Ella tragó saliva, antes de bajar la vista. Sentía sus mejillas ardiendo, encantada en parte, pero aterrada también. Él la había recibido en aquel lugar con todo un banquete, con deliciosos vinos y música encantadora sonando en cada habitación que habían recorrido. Eran las cuatro de la mañana y el jet lag aún no la afectaba, pero, sin embargo, comenzaba a sentirse mareada.
Decidió que aferrarse a eso era lo más seguro.
—Hemos bebido demasiado, Alistair.
Pero él no pensaba dar el brazo a torcer.
—No estoy borracho, querida Cass. Sé exactamente lo que estoy diciendo.
Se acercó a ella en cada palabra, lo suficiente para que sus ropas se rozaran y sintiera el suave aroma de su perfume, un aroma que comenzaba a serle demasiado familiar. Se tensó, apenada como no lo había estado ni siquiera de pequeña.
—Y-Yo... No sé qué decir.
—No digas nada- murmura, sosteniendo su fino mentón con su dedo índice, obligándola a alzar la mirada —. No digas nada — repitió, dulce, con los ojos fijos en los de ella, de ese hermoso tono almendra con destellos verdes y que, por una vez desde que la conocía, irradiaban timidez.
Se inclinó con calma, dándole tiempo a detenerlo si se sentía amenazada.

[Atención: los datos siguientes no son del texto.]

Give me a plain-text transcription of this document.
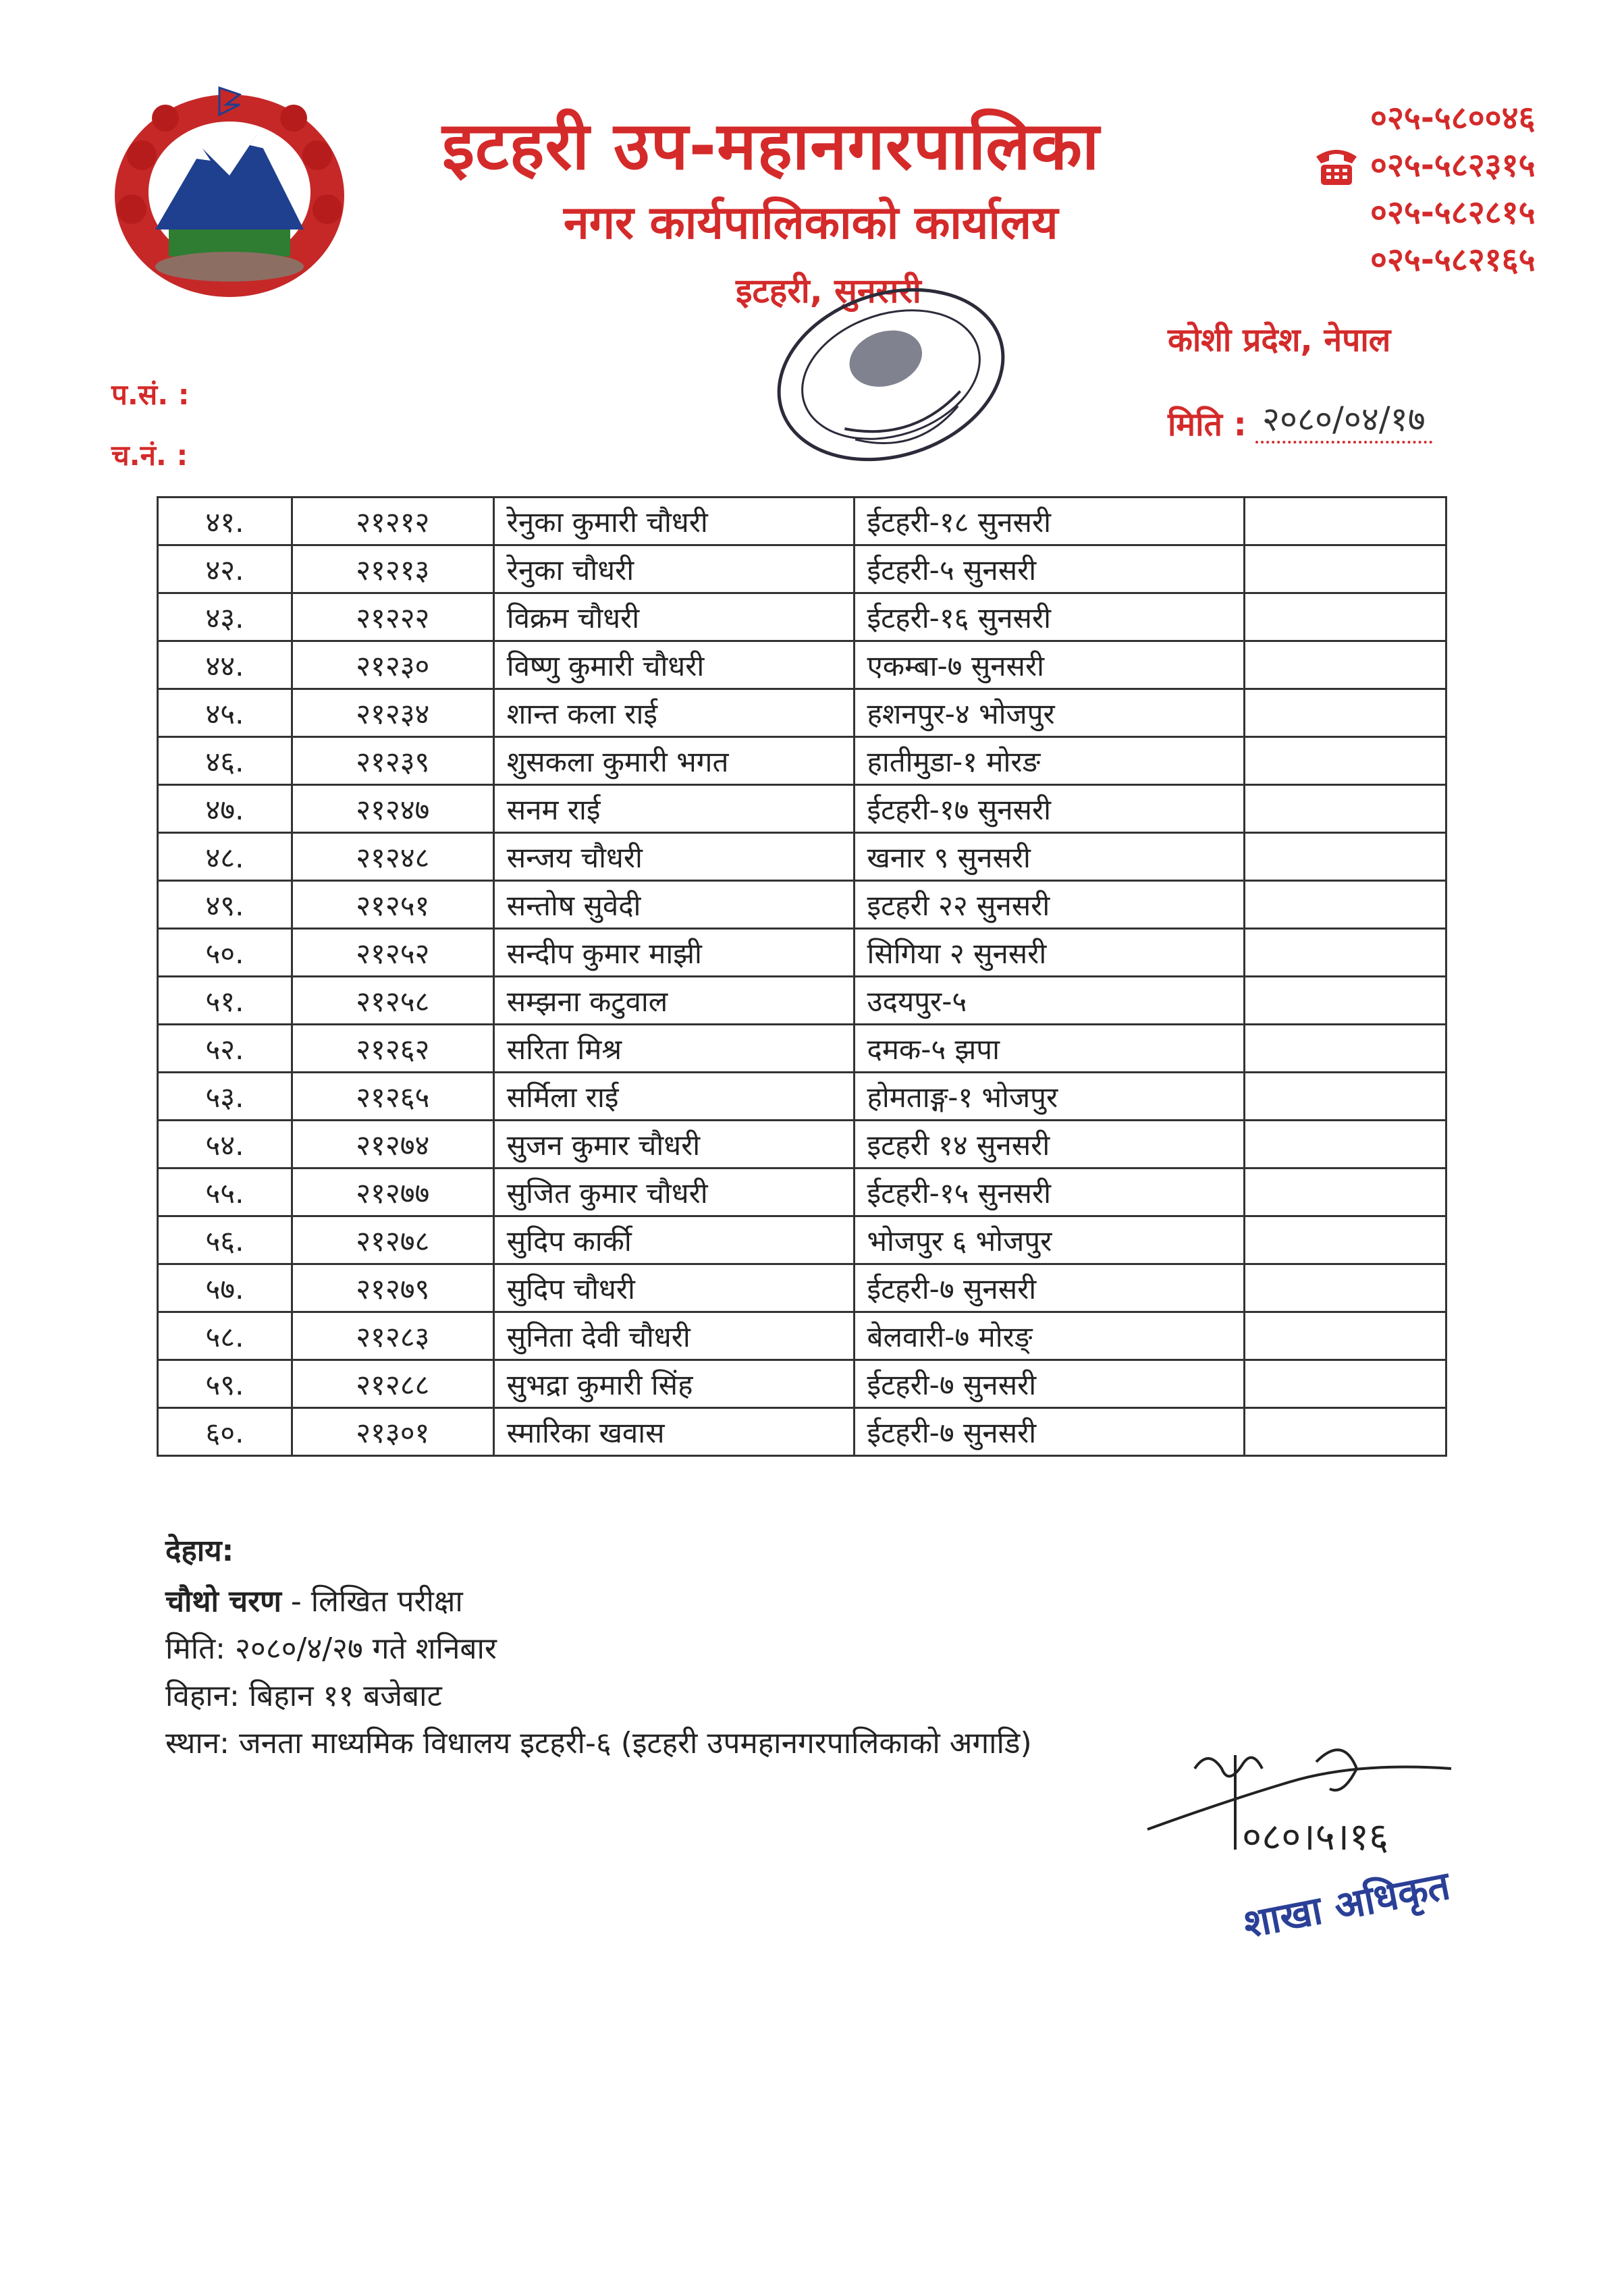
इटहरी उप-महानगरपालिका
नगर कार्यपालिकाको कार्यालय
इटहरी, सुनसरी
०२५-५८००४६
०२५-५८२३१५
०२५-५८२८१५
०२५-५८२१६५
कोशी प्रदेश, नेपाल
मिति : २०८०/०४/१७
प.सं. :
च.नं. :
४१.	२१२१२	रेनुका कुमारी चौधरी	ईटहरी-१८ सुनसरी	
४२.	२१२१३	रेनुका चौधरी	ईटहरी-५ सुनसरी	
४३.	२१२२२	विक्रम चौधरी	ईटहरी-१६ सुनसरी	
४४.	२१२३०	विष्णु कुमारी चौधरी	एकम्बा-७ सुनसरी	
४५.	२१२३४	शान्त कला राई	हशनपुर-४ भोजपुर	
४६.	२१२३९	शुसकला कुमारी भगत	हातीमुडा-१ मोरङ	
४७.	२१२४७	सनम राई	ईटहरी-१७ सुनसरी	
४८.	२१२४८	सन्जय चौधरी	खनार ९ सुनसरी	
४९.	२१२५१	सन्तोष सुवेदी	इटहरी २२ सुनसरी	
५०.	२१२५२	सन्दीप कुमार माझी	सिगिया २ सुनसरी	
५१.	२१२५८	सम्झना कटुवाल	उदयपुर-५	
५२.	२१२६२	सरिता मिश्र	दमक-५ झपा	
५३.	२१२६५	सर्मिला राई	होमताङ्ग-१ भोजपुर	
५४.	२१२७४	सुजन कुमार चौधरी	इटहरी १४ सुनसरी	
५५.	२१२७७	सुजित कुमार चौधरी	ईटहरी-१५ सुनसरी	
५६.	२१२७८	सुदिप कार्की	भोजपुर ६ भोजपुर	
५७.	२१२७९	सुदिप चौधरी	ईटहरी-७ सुनसरी	
५८.	२१२८३	सुनिता देवी चौधरी	बेलवारी-७ मोरङ्	
५९.	२१२८८	सुभद्रा कुमारी सिंह	ईटहरी-७ सुनसरी	
६०.	२१३०१	स्मारिका खवास	ईटहरी-७ सुनसरी	
देहाय:
चौथो चरण - लिखित परीक्षा
मिति: २०८०/४/२७ गते शनिबार
विहान: बिहान ११ बजेबाट
स्थान: जनता माध्यमिक विधालय इटहरी-६ (इटहरी उपमहानगरपालिकाको अगाडि)
०८०।५।१६
शाखा अधिकृत
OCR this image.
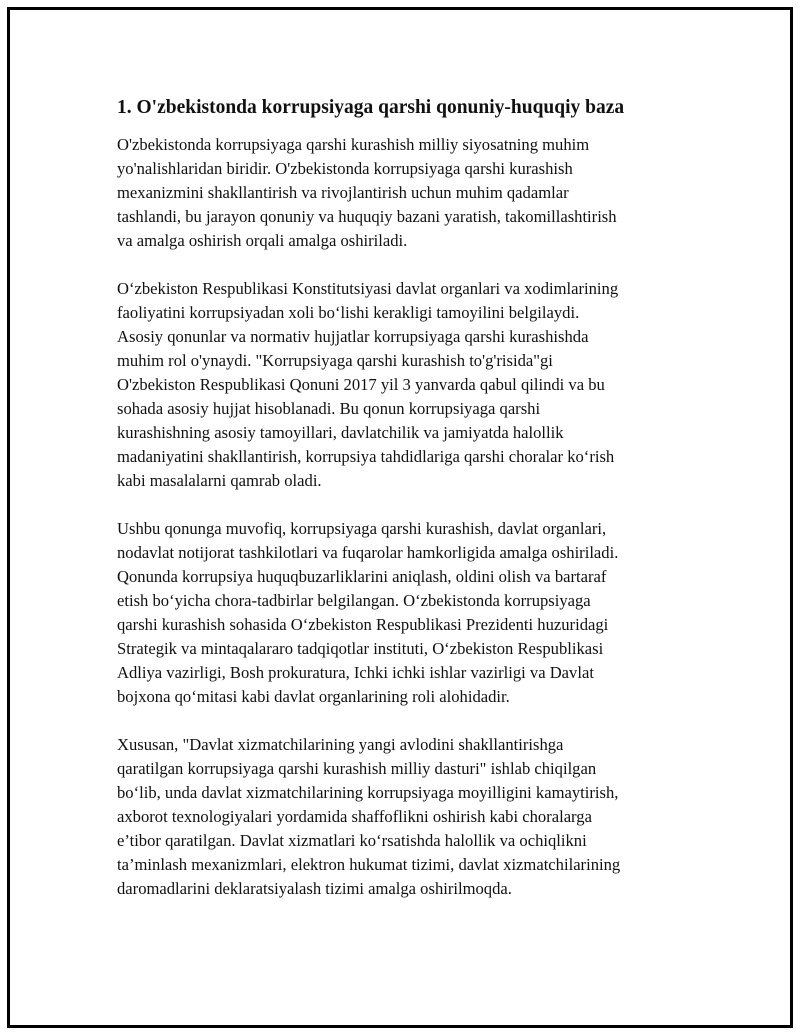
1. O'zbekistonda korrupsiyaga qarshi qonuniy-huquqiy baza

O'zbekistonda korrupsiyaga qarshi kurashish milliy siyosatning muhim
yo'nalishlaridan biridir. O'zbekistonda korrupsiyaga qarshi kurashish
mexanizmini shakllantirish va rivojlantirish uchun muhim qadamlar
tashlandi, bu jarayon qonuniy va huquqiy bazani yaratish, takomillashtirish
va amalga oshirish orqali amalga oshiriladi.

O‘zbekiston Respublikasi Konstitutsiyasi davlat organlari va xodimlarining
faoliyatini korrupsiyadan xoli bo‘lishi kerakligi tamoyilini belgilaydi.
Asosiy qonunlar va normativ hujjatlar korrupsiyaga qarshi kurashishda
muhim rol o'ynaydi. "Korrupsiyaga qarshi kurashish to'g'risida"gi
O'zbekiston Respublikasi Qonuni 2017 yil 3 yanvarda qabul qilindi va bu
sohada asosiy hujjat hisoblanadi. Bu qonun korrupsiyaga qarshi
kurashishning asosiy tamoyillari, davlatchilik va jamiyatda halollik
madaniyatini shakllantirish, korrupsiya tahdidlariga qarshi choralar ko‘rish
kabi masalalarni qamrab oladi.

Ushbu qonunga muvofiq, korrupsiyaga qarshi kurashish, davlat organlari,
nodavlat notijorat tashkilotlari va fuqarolar hamkorligida amalga oshiriladi.
Qonunda korrupsiya huquqbuzarliklarini aniqlash, oldini olish va bartaraf
etish bo‘yicha chora-tadbirlar belgilangan. O‘zbekistonda korrupsiyaga
qarshi kurashish sohasida O‘zbekiston Respublikasi Prezidenti huzuridagi
Strategik va mintaqalararo tadqiqotlar instituti, O‘zbekiston Respublikasi
Adliya vazirligi, Bosh prokuratura, Ichki ichki ishlar vazirligi va Davlat
bojxona qo‘mitasi kabi davlat organlarining roli alohidadir.

Xususan, "Davlat xizmatchilarining yangi avlodini shakllantirishga
qaratilgan korrupsiyaga qarshi kurashish milliy dasturi" ishlab chiqilgan
bo‘lib, unda davlat xizmatchilarining korrupsiyaga moyilligini kamaytirish,
axborot texnologiyalari yordamida shaffoflikni oshirish kabi choralarga
e’tibor qaratilgan. Davlat xizmatlari ko‘rsatishda halollik va ochiqlikni
ta’minlash mexanizmlari, elektron hukumat tizimi, davlat xizmatchilarining
daromadlarini deklaratsiyalash tizimi amalga oshirilmoqda.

No sería invasivo, pero no esperaría a que ella hiciera todo como la primera vez. Él era un amante decidido, Cass no se quedaría con la duda de eso.
Cuando atrapó su tembloroso labio inferior entre los suyos, ella se estremeció y le correspondió por un segundo. Sin embargo, al instante siguiente ya se había separado de él y le miraba como si acabara de darle una bofetada.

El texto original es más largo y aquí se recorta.